Of course, there are extremes everywhere, and among the supporters of this movement there are also those who have gone into reverse discrimination. They condemn those who do anything at all to their body, such as shaving their bikini area, armpits, or plucking their eyebrows. Unfortunately, all body positive is often associated with representatives of these extreme views, claiming that its followers do not wash, do not take care of themselves and are in a state of complete degradation. Such an idea does not correspond to reality, although there are indeed supporters of extremes, but extremes are always bad.
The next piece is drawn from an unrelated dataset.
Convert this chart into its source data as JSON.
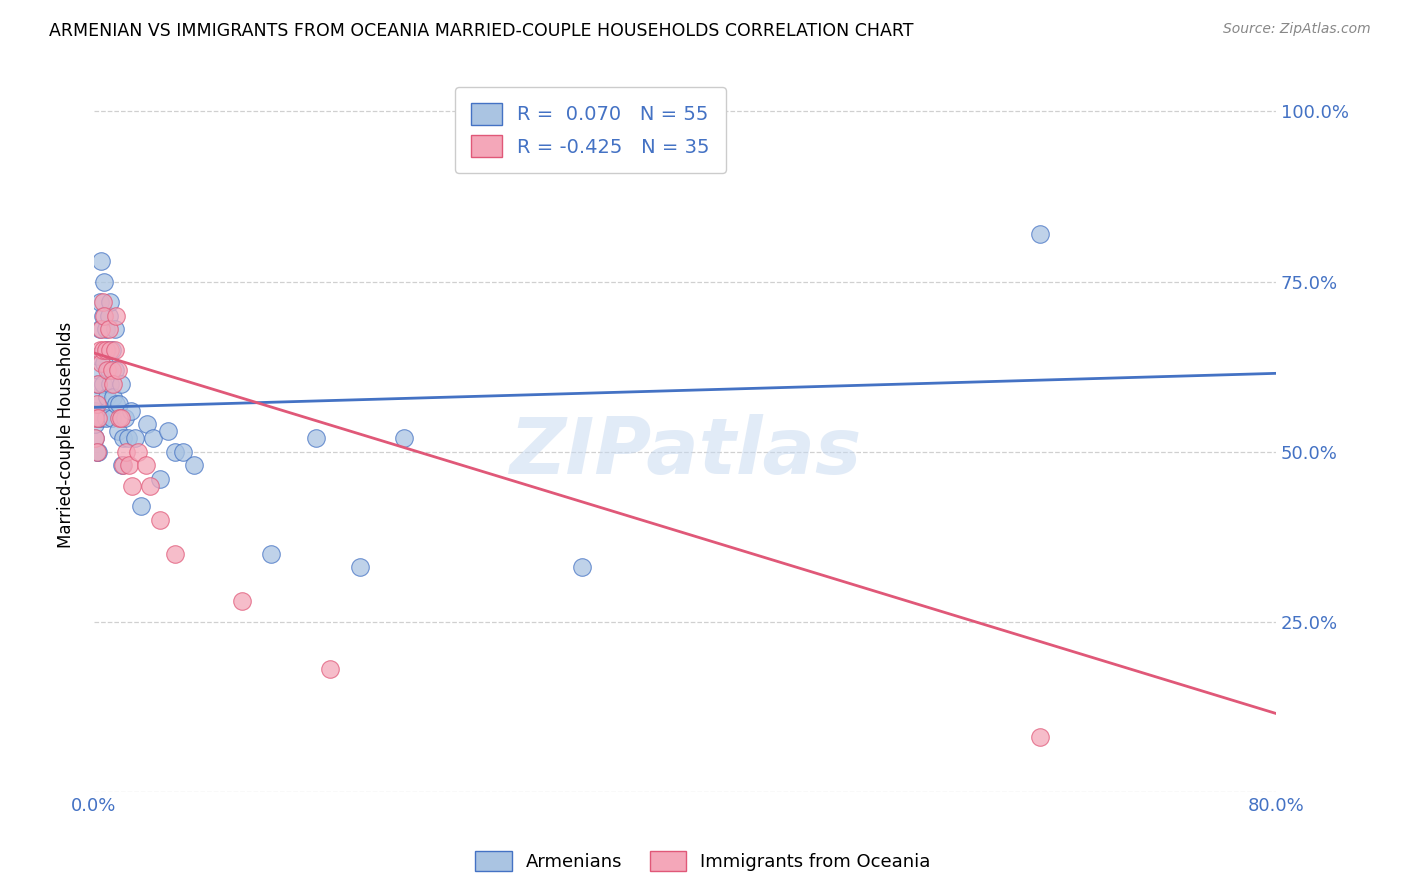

Rђ RІRѕS, American Whitney Thor Is a good example of a truly positive attitude towards your body. On the Internet, she became famous as a “dancing fat woman”: a video in which a girl weighing 170 kg performs an incendiary dance became a hit and gained more than 7 million views. Whitney has always been slim, she was a professional dancer, but after doctors diagnosed her with polycystic ovary disease, she quickly began to gain weight. For a long time, Whitney fought overweight – she lost a lot of weight, but then the kilograms returned, and everything had to start all over again. After a few years, Whitney decided to accept herself as she is, rightly deciding that a full person can live a full life. It doesn’t matter if you are thin or fat, Whitney believes – everyone has the right to be happy and do what brings him joy. She founded the anti-discrimination movement against obese No Body Shame and continues to practice dancing, she has a group of female students who are inspired by Whitney’s example and her skill. In addition, Whitney has a great success in the TLC show “My Full Life”, which airs on Thursdays at 23:00 pm. This program shows how she lives, how she builds relationships with friends, boyfriend and parents – in short, how she lives a full life.